Jenkins considered this his finest composition, and he recorded it in arrangements he wrote for Nat King Cole, Harry Nilsson, Tiny Tim, Tony Bennett, and Frank Sinatra. Bennett continued to sing the song throughout his career and gave an "emotional" performance of it at his final concerts, in 2021, at Radio City Music Hall where he celebrated his 95th birthday with Lady Gaga.

==Recordings==

- 1958 Nat King Cole included the song on his album The Very Thought of You.

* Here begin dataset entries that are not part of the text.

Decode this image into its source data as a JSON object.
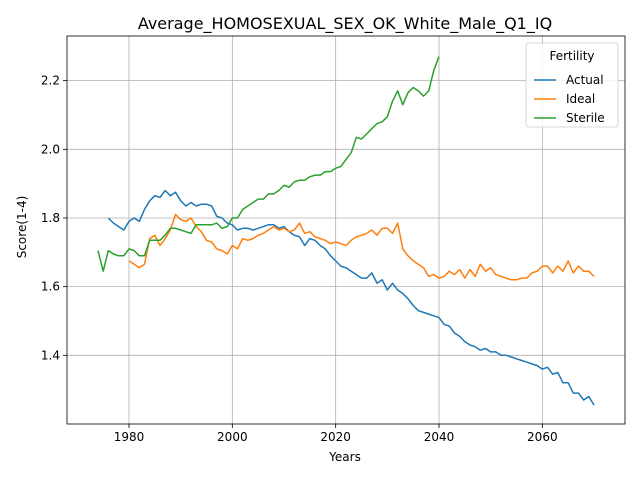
{
  "chart_data": {
    "type": "line",
    "title": "Average_HOMOSEXUAL_SEX_OK_White_Male_Q1_IQ",
    "xlabel": "Years",
    "ylabel": "Score(1-4)",
    "xlim": [
      1968,
      2076
    ],
    "ylim": [
      1.2,
      2.33
    ],
    "xticks": [
      1980,
      2000,
      2020,
      2040,
      2060
    ],
    "yticks": [
      1.4,
      1.6,
      1.8,
      2.0,
      2.2
    ],
    "xtick_labels": [
      "1980",
      "2000",
      "2020",
      "2040",
      "2060"
    ],
    "ytick_labels": [
      "1.4",
      "1.6",
      "1.8",
      "2.0",
      "2.2"
    ],
    "grid": true,
    "legend": {
      "title": "Fertility",
      "placement": "top-right"
    },
    "series": [
      {
        "name": "Actual",
        "color": "#1f77b4",
        "x": [
          1976,
          1977,
          1978,
          1979,
          1980,
          1981,
          1982,
          1983,
          1984,
          1985,
          1986,
          1987,
          1988,
          1989,
          1990,
          1991,
          1992,
          1993,
          1994,
          1995,
          1996,
          1997,
          1998,
          1999,
          2000,
          2001,
          2002,
          2003,
          2004,
          2005,
          2006,
          2007,
          2008,
          2009,
          2010,
          2011,
          2012,
          2013,
          2014,
          2015,
          2016,
          2017,
          2018,
          2019,
          2020,
          2021,
          2022,
          2023,
          2024,
          2025,
          2026,
          2027,
          2028,
          2029,
          2030,
          2031,
          2032,
          2033,
          2034,
          2035,
          2036,
          2037,
          2038,
          2039,
          2040,
          2041,
          2042,
          2043,
          2044,
          2045,
          2046,
          2047,
          2048,
          2049,
          2050,
          2051,
          2052,
          2053,
          2054,
          2055,
          2056,
          2057,
          2058,
          2059,
          2060,
          2061,
          2062,
          2063,
          2064,
          2065,
          2066,
          2067,
          2068,
          2069,
          2070
        ],
        "values": [
          1.8,
          1.785,
          1.775,
          1.765,
          1.79,
          1.8,
          1.79,
          1.825,
          1.85,
          1.865,
          1.86,
          1.88,
          1.865,
          1.875,
          1.85,
          1.835,
          1.845,
          1.835,
          1.84,
          1.84,
          1.835,
          1.805,
          1.8,
          1.785,
          1.78,
          1.765,
          1.77,
          1.77,
          1.765,
          1.77,
          1.775,
          1.78,
          1.78,
          1.77,
          1.775,
          1.76,
          1.75,
          1.745,
          1.72,
          1.74,
          1.735,
          1.72,
          1.71,
          1.69,
          1.675,
          1.66,
          1.655,
          1.645,
          1.635,
          1.625,
          1.625,
          1.64,
          1.61,
          1.62,
          1.59,
          1.61,
          1.59,
          1.58,
          1.565,
          1.545,
          1.53,
          1.525,
          1.52,
          1.515,
          1.51,
          1.49,
          1.485,
          1.465,
          1.455,
          1.44,
          1.43,
          1.425,
          1.415,
          1.42,
          1.41,
          1.41,
          1.4,
          1.4,
          1.395,
          1.39,
          1.385,
          1.38,
          1.375,
          1.37,
          1.36,
          1.365,
          1.345,
          1.35,
          1.32,
          1.32,
          1.29,
          1.29,
          1.27,
          1.28,
          1.255
        ]
      },
      {
        "name": "Ideal",
        "color": "#ff7f0e",
        "x": [
          1980,
          1981,
          1982,
          1983,
          1984,
          1985,
          1986,
          1987,
          1988,
          1989,
          1990,
          1991,
          1992,
          1993,
          1994,
          1995,
          1996,
          1997,
          1998,
          1999,
          2000,
          2001,
          2002,
          2003,
          2004,
          2005,
          2006,
          2007,
          2008,
          2009,
          2010,
          2011,
          2012,
          2013,
          2014,
          2015,
          2016,
          2017,
          2018,
          2019,
          2020,
          2021,
          2022,
          2023,
          2024,
          2025,
          2026,
          2027,
          2028,
          2029,
          2030,
          2031,
          2032,
          2033,
          2034,
          2035,
          2036,
          2037,
          2038,
          2039,
          2040,
          2041,
          2042,
          2043,
          2044,
          2045,
          2046,
          2047,
          2048,
          2049,
          2050,
          2051,
          2052,
          2053,
          2054,
          2055,
          2056,
          2057,
          2058,
          2059,
          2060,
          2061,
          2062,
          2063,
          2064,
          2065,
          2066,
          2067,
          2068,
          2069,
          2070
        ],
        "values": [
          1.675,
          1.665,
          1.655,
          1.665,
          1.74,
          1.75,
          1.72,
          1.74,
          1.765,
          1.81,
          1.795,
          1.79,
          1.8,
          1.775,
          1.76,
          1.735,
          1.73,
          1.71,
          1.705,
          1.695,
          1.72,
          1.71,
          1.74,
          1.735,
          1.74,
          1.75,
          1.755,
          1.765,
          1.775,
          1.765,
          1.77,
          1.76,
          1.765,
          1.785,
          1.755,
          1.76,
          1.745,
          1.74,
          1.735,
          1.725,
          1.73,
          1.725,
          1.72,
          1.735,
          1.745,
          1.75,
          1.755,
          1.765,
          1.75,
          1.77,
          1.77,
          1.755,
          1.785,
          1.71,
          1.69,
          1.675,
          1.665,
          1.655,
          1.63,
          1.635,
          1.625,
          1.63,
          1.645,
          1.635,
          1.65,
          1.625,
          1.65,
          1.63,
          1.665,
          1.645,
          1.655,
          1.635,
          1.63,
          1.625,
          1.62,
          1.62,
          1.625,
          1.625,
          1.64,
          1.645,
          1.66,
          1.66,
          1.64,
          1.66,
          1.645,
          1.675,
          1.64,
          1.66,
          1.645,
          1.645,
          1.63
        ]
      },
      {
        "name": "Sterile",
        "color": "#2ca02c",
        "x": [
          1974,
          1975,
          1976,
          1977,
          1978,
          1979,
          1980,
          1981,
          1982,
          1983,
          1984,
          1985,
          1986,
          1987,
          1988,
          1989,
          1990,
          1991,
          1992,
          1993,
          1994,
          1995,
          1996,
          1997,
          1998,
          1999,
          2000,
          2001,
          2002,
          2003,
          2004,
          2005,
          2006,
          2007,
          2008,
          2009,
          2010,
          2011,
          2012,
          2013,
          2014,
          2015,
          2016,
          2017,
          2018,
          2019,
          2020,
          2021,
          2022,
          2023,
          2024,
          2025,
          2026,
          2027,
          2028,
          2029,
          2030,
          2031,
          2032,
          2033,
          2034,
          2035,
          2036,
          2037,
          2038,
          2039,
          2040
        ],
        "values": [
          1.705,
          1.645,
          1.705,
          1.695,
          1.69,
          1.69,
          1.71,
          1.705,
          1.69,
          1.69,
          1.735,
          1.735,
          1.735,
          1.75,
          1.77,
          1.77,
          1.765,
          1.76,
          1.755,
          1.78,
          1.78,
          1.78,
          1.78,
          1.785,
          1.77,
          1.775,
          1.8,
          1.8,
          1.825,
          1.835,
          1.845,
          1.855,
          1.855,
          1.87,
          1.87,
          1.88,
          1.895,
          1.89,
          1.905,
          1.91,
          1.91,
          1.92,
          1.925,
          1.925,
          1.935,
          1.935,
          1.945,
          1.95,
          1.97,
          1.99,
          2.035,
          2.03,
          2.045,
          2.06,
          2.075,
          2.08,
          2.095,
          2.14,
          2.17,
          2.13,
          2.165,
          2.18,
          2.17,
          2.155,
          2.17,
          2.23,
          2.27
        ]
      }
    ]
  }
}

- 1960 Tony Bennett - included in his album Alone Together
- 1962 Jenkins released his own instrumental version of the song as a single (Columbia 42608). It registered in the Cashbox "Looking Ahead" survey, a chart measuring singles popularity below position 100, early in 1963.

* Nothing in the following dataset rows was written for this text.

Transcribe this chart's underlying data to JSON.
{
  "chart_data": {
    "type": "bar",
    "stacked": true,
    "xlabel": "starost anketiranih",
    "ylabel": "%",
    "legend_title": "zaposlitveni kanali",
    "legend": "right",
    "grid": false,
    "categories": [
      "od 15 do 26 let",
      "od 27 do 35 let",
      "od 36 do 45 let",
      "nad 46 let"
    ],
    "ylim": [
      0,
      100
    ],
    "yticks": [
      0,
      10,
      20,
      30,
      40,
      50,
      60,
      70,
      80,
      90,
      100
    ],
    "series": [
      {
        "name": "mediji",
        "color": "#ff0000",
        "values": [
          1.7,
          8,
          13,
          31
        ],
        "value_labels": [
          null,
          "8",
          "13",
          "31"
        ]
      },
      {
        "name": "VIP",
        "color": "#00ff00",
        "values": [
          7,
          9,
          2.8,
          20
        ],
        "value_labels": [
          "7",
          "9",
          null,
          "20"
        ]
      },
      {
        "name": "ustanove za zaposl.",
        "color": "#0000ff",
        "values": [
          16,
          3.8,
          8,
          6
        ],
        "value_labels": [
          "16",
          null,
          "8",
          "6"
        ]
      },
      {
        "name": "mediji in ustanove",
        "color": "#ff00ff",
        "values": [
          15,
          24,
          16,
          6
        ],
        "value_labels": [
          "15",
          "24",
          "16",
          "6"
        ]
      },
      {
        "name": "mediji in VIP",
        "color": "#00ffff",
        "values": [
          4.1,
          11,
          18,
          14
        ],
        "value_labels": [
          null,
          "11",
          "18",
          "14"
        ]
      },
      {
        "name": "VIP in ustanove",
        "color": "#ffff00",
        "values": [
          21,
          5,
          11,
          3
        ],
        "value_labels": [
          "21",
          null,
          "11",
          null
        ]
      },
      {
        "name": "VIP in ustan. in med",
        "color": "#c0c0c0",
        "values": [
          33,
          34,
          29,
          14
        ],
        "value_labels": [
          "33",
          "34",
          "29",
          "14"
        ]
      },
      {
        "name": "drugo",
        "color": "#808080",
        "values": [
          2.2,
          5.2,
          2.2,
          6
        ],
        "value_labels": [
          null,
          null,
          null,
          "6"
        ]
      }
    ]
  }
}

- 1962 Burl Ives - his single release reached No. 67 in the Billboard Hot 100 and was also included in his album Singin' Easy (Decca DL 4433/74433).

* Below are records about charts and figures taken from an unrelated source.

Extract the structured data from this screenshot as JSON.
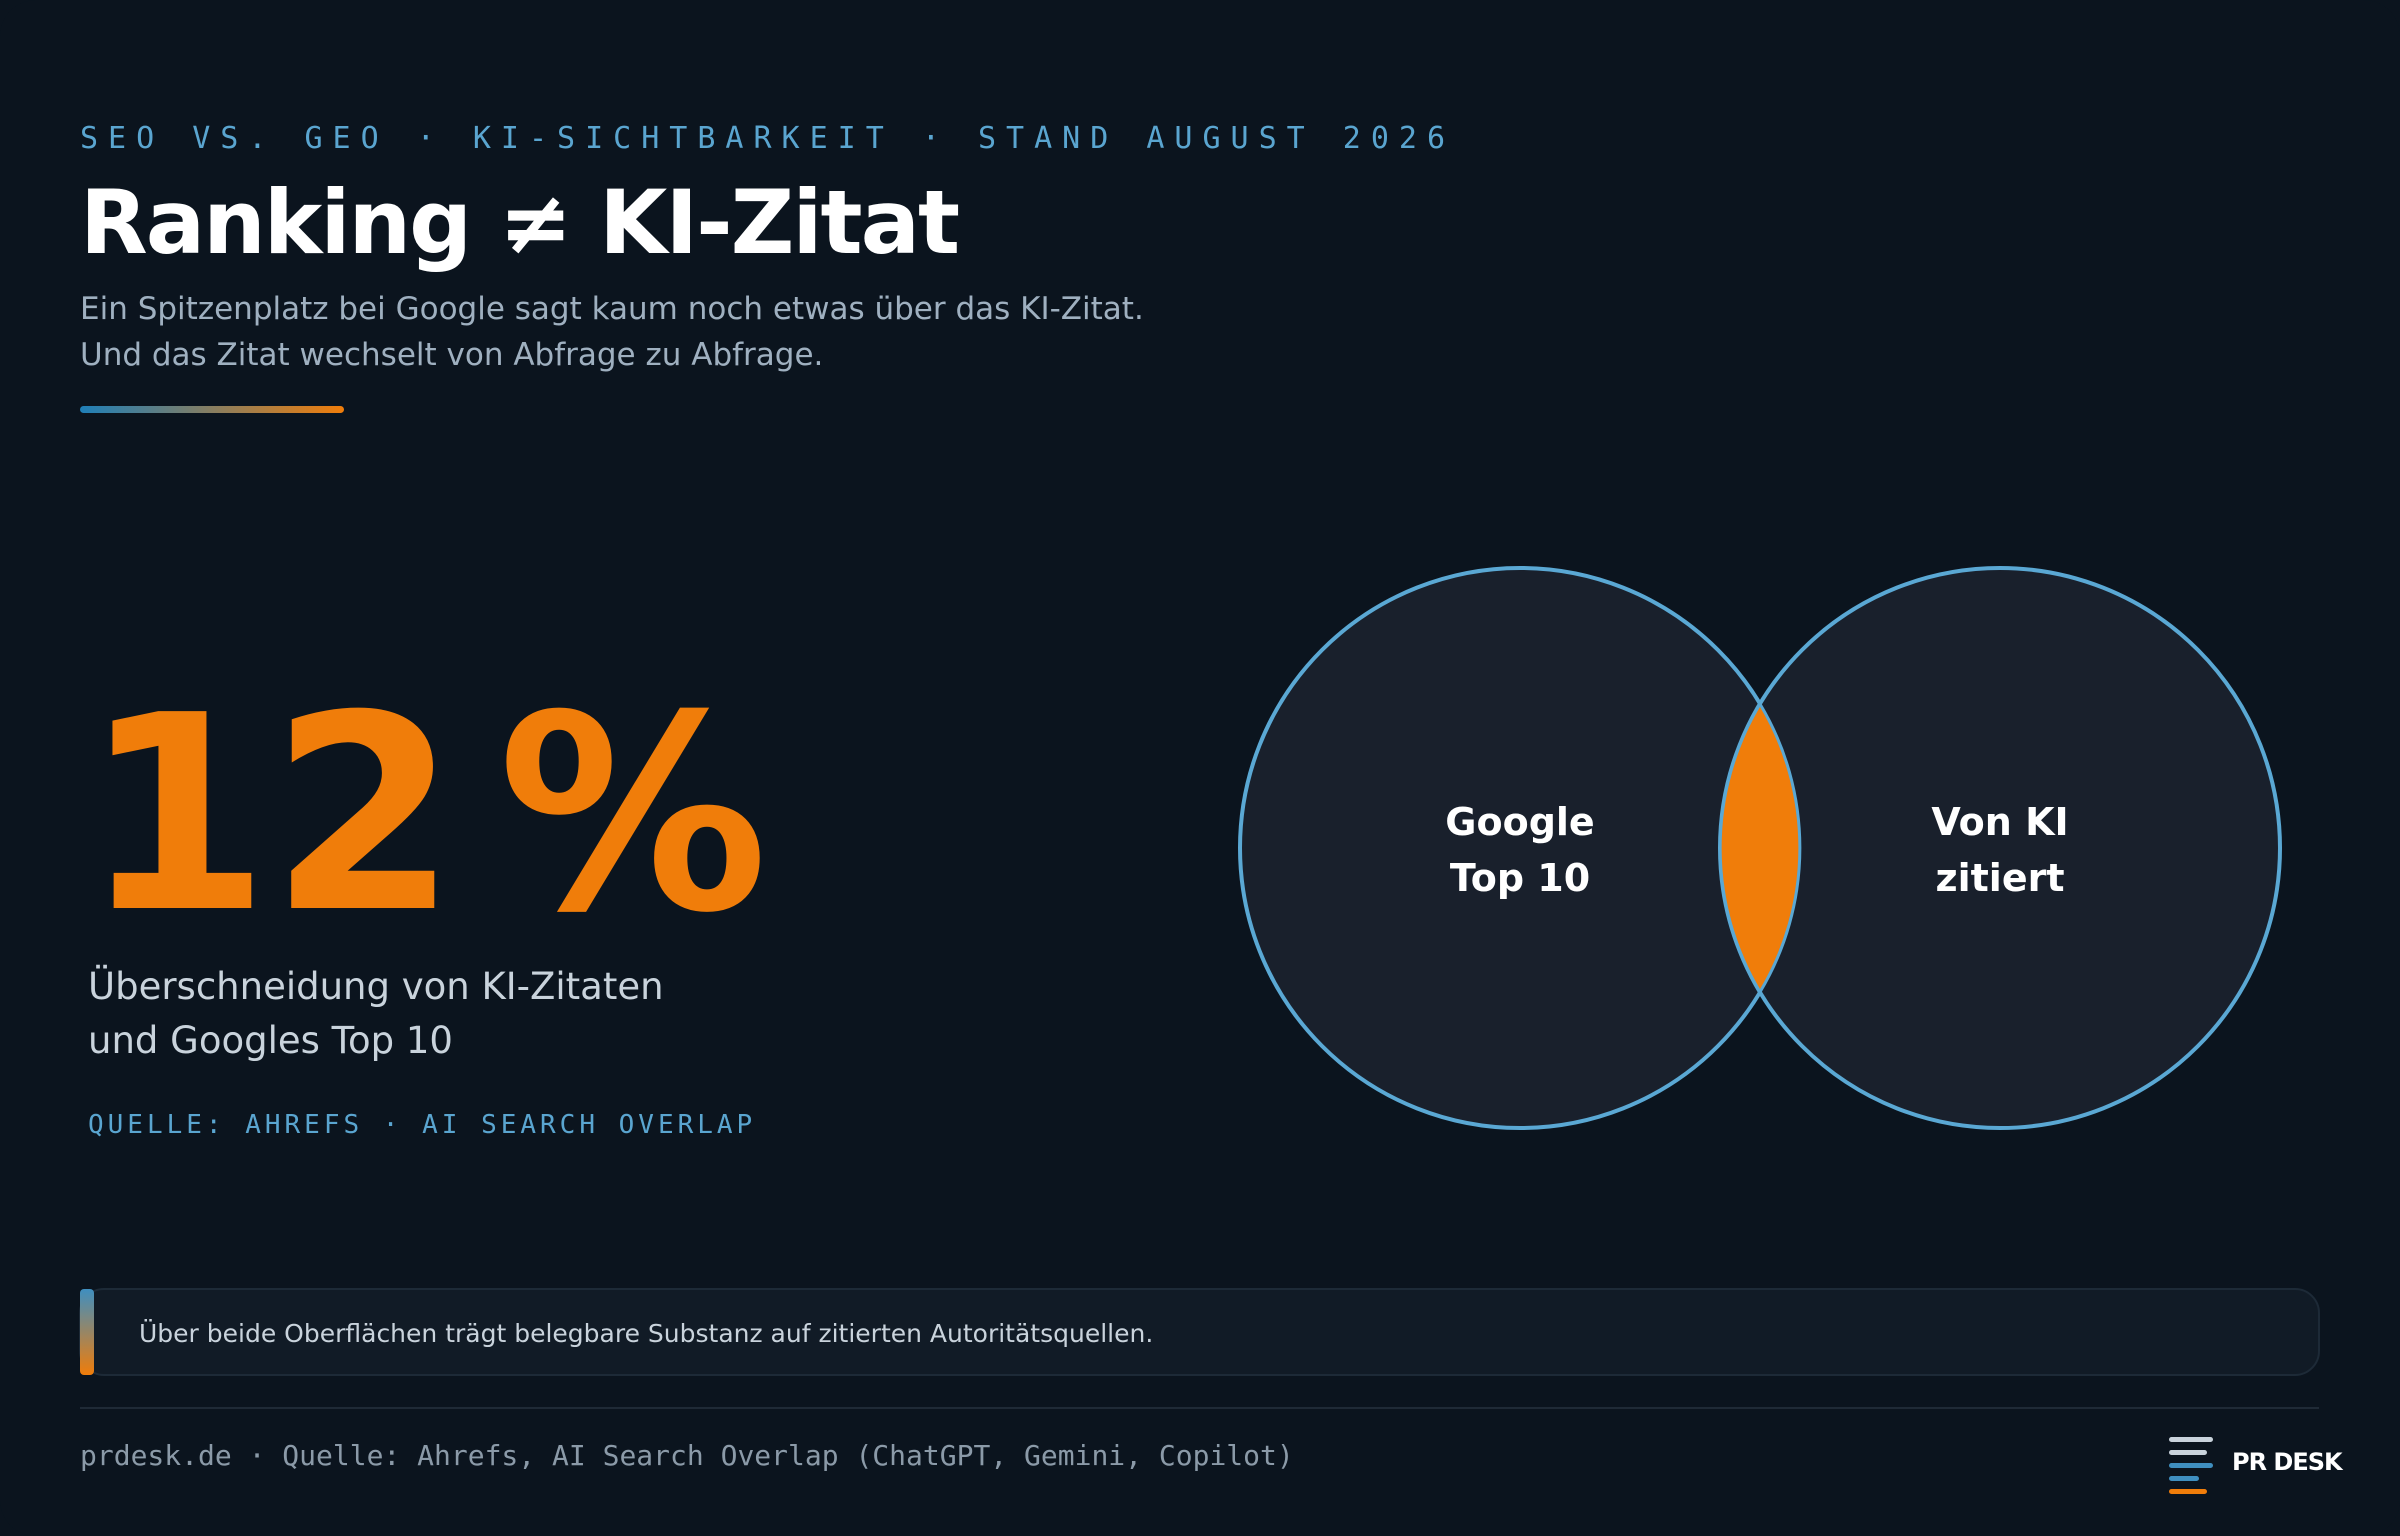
{
  "header": {
    "kicker": "SEO VS. GEO · KI-SICHTBARKEIT · STAND AUGUST 2026",
    "title": "Ranking ≠ KI-Zitat",
    "subtitle": [
      "Ein Spitzenplatz bei Google sagt kaum noch etwas über das KI-Zitat.",
      "Und das Zitat wechselt von Abfrage zu Abfrage."
    ]
  },
  "stat": {
    "value": "12",
    "unit": "%",
    "caption": [
      "Überschneidung von KI-Zitaten",
      "und Googles Top 10"
    ],
    "source": "QUELLE: AHREFS · AI SEARCH OVERLAP"
  },
  "venn": {
    "left": [
      "Google",
      "Top 10"
    ],
    "right": [
      "Von KI",
      "zitiert"
    ]
  },
  "callout": "Über beide Oberflächen trägt belegbare Substanz auf zitierten Autoritätsquellen.",
  "footer": {
    "text": "prdesk.de · Quelle: Ahrefs, AI Search Overlap (ChatGPT, Gemini, Copilot)",
    "logo": "PR DESK"
  }
}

- 1963 Tony Bennett - a single release, which reached the No. 70 position in the Billboard Hot 100.
- 1963 Perry Como sang the song four times on his NBC Kraft Music Hall television show in 1963 prior to its release on his The Songs I Love LP that year.
- 1963 Robert Goulet sang the song on a 1963 episode of The Jack Benny Program as did Gisele MacKenzie one year later on Benny's 1964 Christmas Day show. The Goulet version can be seen in syndication reruns. The MacKenzie appearance is available on a 2013 home video release. Goulet included the song on his 1964 album My Love Forgive Me.
- 1963 John Gary - for his album Catch a Rising Star.
- 1964 Andy Williams released a version on his 1964 album, The Wonderful World of Andy Williams.
- 1964 Jimmy Durante - included in his album Hello Young Lovers.
- 1964 Bobby Timmons - recorded for his album Workin' Out! with Johnny Lytle.
- 1965 The song was featured on Frank Sinatra's 1965 album September of My Years, arranged by Jenkins, which won the Grammy Award for Album of the Year at the 8th Annual Grammy Awards. Sinatra was inspired to record September of My Years, an album of songs on aging, by hearing the line "Beautiful girls, walk a little slower when you walk by me" from the song.
- 1965 Johnny Mathis - recorded for his album Love Is Everything.
- 1965 barbershop quartet champions The Four Renegades sang the song on The Top Ten Barbershop Quartets Of 1965, arranged by their tenor Warren "Buzz" Haeger.
- 1966 Jack Jones - for his album The Impossible Dream.
- 1968 Matt Monro - included in the album The Late, Late Show.
- 1968 Tiny Tim - for his album God Bless Tiny Tim.
- 1973 Harry Nilsson - recorded for his album A Little Touch of Schmilsson in the Night
- 1984 Howard Keel - for his album And I Love You So.
- 1989 George Benson included in the album Tenderly.
- 2011 Tony Bennett & Josh Groban - included in the album Duets II.
- 2021 Ray Stevens - included in his digital album Slow Dance.